A operação cumpre 27 mandados de busca e apreensão, expedidos pelo Tribunal Regional Federal da 1ª Região (TRF-1), em Rio Branco e Cruzeiro do Sul, no Acre; Manaus, no Amazonas; e São Paulo, Barueri e Ribeirão Preto, em São Paulo.
Segundo as investigações, o esquema teria envolvido uma possível atuação coordenada entre empresários, agentes públicos e terceiros, com indícios de direcionamento de licitações e desvio de recursos públicos.
As diligências também apontam para movimentações financeiras que teriam sido utilizadas para o pagamento de vantagens indevidas e para ocultar a origem dos recursos e a identidade dos destinatários finais dos valores.
Prejuízo superior a R$ 30 milhões
As apurações conduzidas pela CGU indicaram que o esquema teria provocado prejuízo superior a R$ 30 milhões aos cofres públicos.
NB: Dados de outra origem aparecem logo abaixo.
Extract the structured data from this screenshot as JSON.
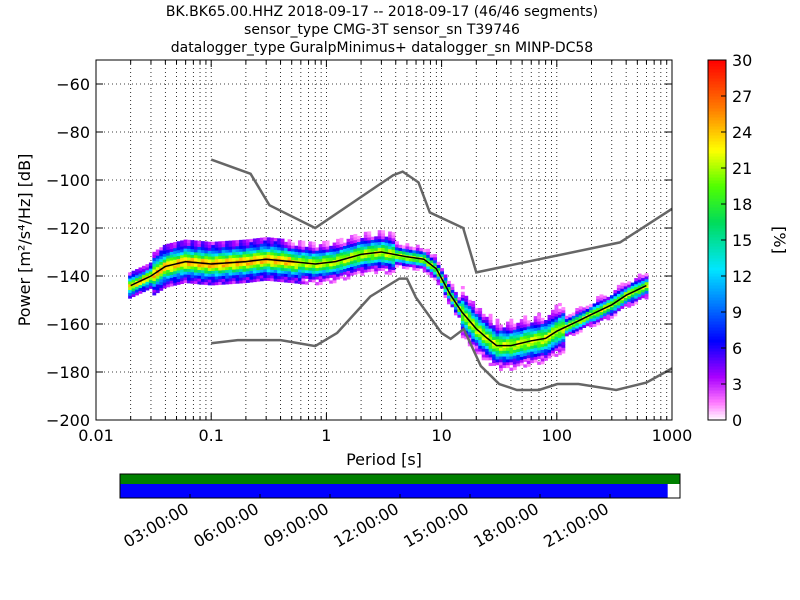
{
  "chart_data": {
    "type": "heatmap",
    "title_lines": [
      "BK.BK65.00.HHZ   2018-09-17 -- 2018-09-17  (46/46 segments)",
      "sensor_type CMG-3T sensor_sn T39746",
      "datalogger_type GuralpMinimus+ datalogger_sn MINP-DC58"
    ],
    "xlabel": "Period [s]",
    "ylabel": "Power [m²/s⁴/Hz] [dB]",
    "xscale": "log",
    "xlim": [
      0.01,
      1000
    ],
    "ylim": [
      -200,
      -50
    ],
    "xticks": [
      {
        "value": 0.01,
        "label": "0.01"
      },
      {
        "value": 0.1,
        "label": "0.1"
      },
      {
        "value": 1,
        "label": "1"
      },
      {
        "value": 10,
        "label": "10"
      },
      {
        "value": 100,
        "label": "100"
      },
      {
        "value": 1000,
        "label": "1000"
      }
    ],
    "yticks": [
      -200,
      -180,
      -160,
      -140,
      -120,
      -100,
      -80,
      -60
    ],
    "grid": true,
    "colorbar": {
      "label": "[%]",
      "min": 0,
      "max": 30,
      "ticks": [
        0,
        3,
        6,
        9,
        12,
        15,
        18,
        21,
        24,
        27,
        30
      ]
    },
    "noise_models": [
      {
        "period": [
          0.1,
          0.22,
          0.32,
          0.8,
          3.8,
          4.6,
          6.3,
          7.9,
          15.4,
          20,
          354,
          1000
        ],
        "power": [
          -91.5,
          -97.4,
          -110.5,
          -120,
          -98,
          -96.5,
          -101,
          -113.5,
          -120,
          -138.5,
          -126,
          -112
        ]
      },
      {
        "period": [
          0.1,
          0.17,
          0.4,
          0.8,
          1.24,
          2.4,
          4.3,
          5,
          6,
          10,
          12,
          15.6,
          21.9,
          31.6,
          45,
          70,
          101,
          154,
          328,
          600,
          1000
        ],
        "power": [
          -168,
          -166.7,
          -166.7,
          -169.2,
          -163.7,
          -148.6,
          -141.1,
          -141.1,
          -149,
          -163.8,
          -166.2,
          -162.1,
          -177.5,
          -185,
          -187.5,
          -187.5,
          -185,
          -185,
          -187.5,
          -184.4,
          -178.5
        ]
      }
    ],
    "mode_curve": {
      "period": [
        0.02,
        0.03,
        0.04,
        0.06,
        0.1,
        0.2,
        0.3,
        0.5,
        0.8,
        1.2,
        2,
        3,
        5,
        7,
        9,
        12,
        15,
        20,
        25,
        30,
        40,
        60,
        80,
        100,
        150,
        200,
        300,
        400,
        600
      ],
      "power": [
        -144,
        -140,
        -136,
        -134,
        -135,
        -134,
        -133,
        -134,
        -135,
        -134,
        -131,
        -130,
        -132,
        -133,
        -137,
        -148,
        -155,
        -162,
        -166,
        -169,
        -169,
        -167,
        -166,
        -163,
        -159,
        -156,
        -152,
        -148,
        -144
      ]
    },
    "segment_time_ticks": [
      "03:00:00",
      "06:00:00",
      "09:00:00",
      "12:00:00",
      "15:00:00",
      "18:00:00",
      "21:00:00"
    ],
    "data_coverage_fraction": 0.978
  }
}
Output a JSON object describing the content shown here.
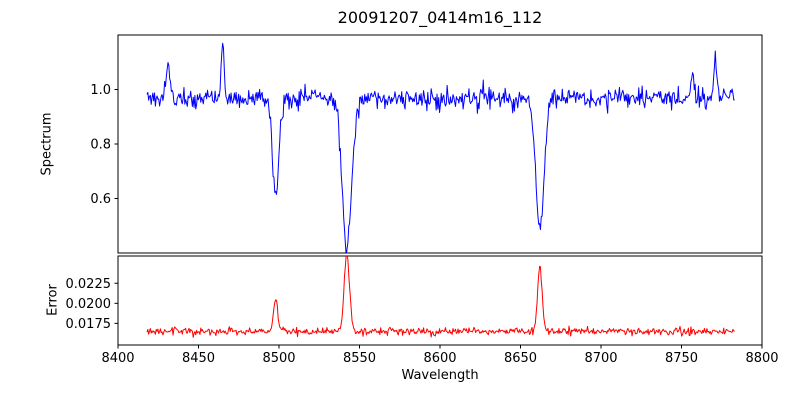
{
  "chart_data": {
    "type": "line",
    "title": "20091207_0414m16_112",
    "xlabel": "Wavelength",
    "x_range_axis": [
      8400,
      8800
    ],
    "x_ticks": [
      8400,
      8450,
      8500,
      8550,
      8600,
      8650,
      8700,
      8750,
      8800
    ],
    "data_x_range": [
      8418,
      8783
    ],
    "grid": false,
    "legend": "none",
    "panels": [
      {
        "name": "spectrum",
        "ylabel": "Spectrum",
        "color": "#0000ff",
        "ylim": [
          0.4,
          1.2
        ],
        "yticks": [
          0.6,
          0.8,
          1.0
        ],
        "ytick_labels": [
          "0.6",
          "0.8",
          "1.0"
        ],
        "continuum": 0.97,
        "noise_sigma": 0.018,
        "absorption_lines": [
          {
            "center": 8498.0,
            "depth": 0.37,
            "width": 2.0
          },
          {
            "center": 8542.1,
            "depth": 0.535,
            "width": 3.0
          },
          {
            "center": 8662.1,
            "depth": 0.48,
            "width": 2.6
          }
        ],
        "emission_spikes": [
          {
            "center": 8431.0,
            "amp": 0.15,
            "width": 0.9
          },
          {
            "center": 8465.0,
            "amp": 0.2,
            "width": 0.9
          },
          {
            "center": 8757.0,
            "amp": 0.09,
            "width": 0.9
          },
          {
            "center": 8771.0,
            "amp": 0.14,
            "width": 0.9
          }
        ]
      },
      {
        "name": "error",
        "ylabel": "Error",
        "color": "#ff0000",
        "ylim": [
          0.0148,
          0.0259
        ],
        "yticks": [
          0.0175,
          0.02,
          0.0225
        ],
        "ytick_labels": [
          "0.0175",
          "0.0200",
          "0.0225"
        ],
        "baseline": 0.0165,
        "noise_sigma": 0.00022,
        "peaks": [
          {
            "center": 8498.0,
            "amp": 0.0038,
            "width": 1.4
          },
          {
            "center": 8542.1,
            "amp": 0.0098,
            "width": 1.6
          },
          {
            "center": 8662.1,
            "amp": 0.0079,
            "width": 1.4
          }
        ]
      }
    ]
  }
}
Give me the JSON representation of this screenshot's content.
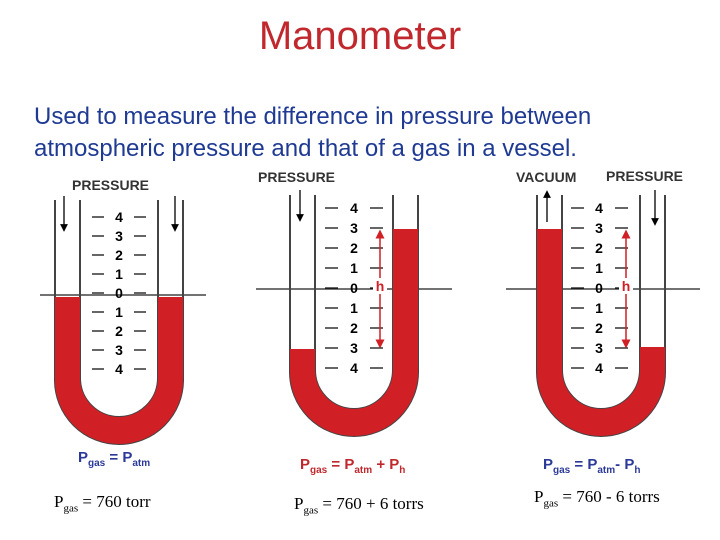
{
  "title": "Manometer",
  "description_line1": "Used to measure the difference in pressure between",
  "description_line2": "atmospheric pressure and that of a gas in a vessel.",
  "scale_labels": [
    "4",
    "3",
    "2",
    "1",
    "0",
    "1",
    "2",
    "3",
    "4"
  ],
  "h_label": "h",
  "colors": {
    "liquid": "#d11f26",
    "title": "#c0282d",
    "text": "#1f3a93",
    "formula_blue": "#2b3a99"
  },
  "panels": [
    {
      "top_labels": [
        "PRESSURE"
      ],
      "formula": {
        "p": "P",
        "p_sub": "gas",
        "eq": " = ",
        "rhs1": "P",
        "rhs1_sub": "atm",
        "op": "",
        "rhs2": "",
        "rhs2_sub": ""
      },
      "result": {
        "p": "P",
        "sub": "gas",
        "text": " = 760 torr"
      }
    },
    {
      "top_labels": [
        "PRESSURE"
      ],
      "formula": {
        "p": "P",
        "p_sub": "gas",
        "eq": " = ",
        "rhs1": "P",
        "rhs1_sub": "atm",
        "op": " + ",
        "rhs2": "P",
        "rhs2_sub": "h"
      },
      "result": {
        "p": "P",
        "sub": "gas",
        "text": " = 760 + 6 torrs"
      }
    },
    {
      "top_labels": [
        "VACUUM",
        "PRESSURE"
      ],
      "formula": {
        "p": "P",
        "p_sub": "gas",
        "eq": " = ",
        "rhs1": "P",
        "rhs1_sub": "atm",
        "op": "- ",
        "rhs2": "P",
        "rhs2_sub": "h"
      },
      "result": {
        "p": "P",
        "sub": "gas",
        "text": " = 760 - 6 torrs"
      }
    }
  ]
}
Além das buscas, a Justiça determinou o sequestro de bens que teriam sido adquiridos com recursos desviados. A medida busca impedir que o patrimônio supostamente relacionado aos valores investigados seja ocultado ou transferido durante o andamento do processo.
A operação investiga possíveis crimes de fraude em licitação, peculato, corrupção ativa e passiva, lavagem de dinheiro e organização criminosa.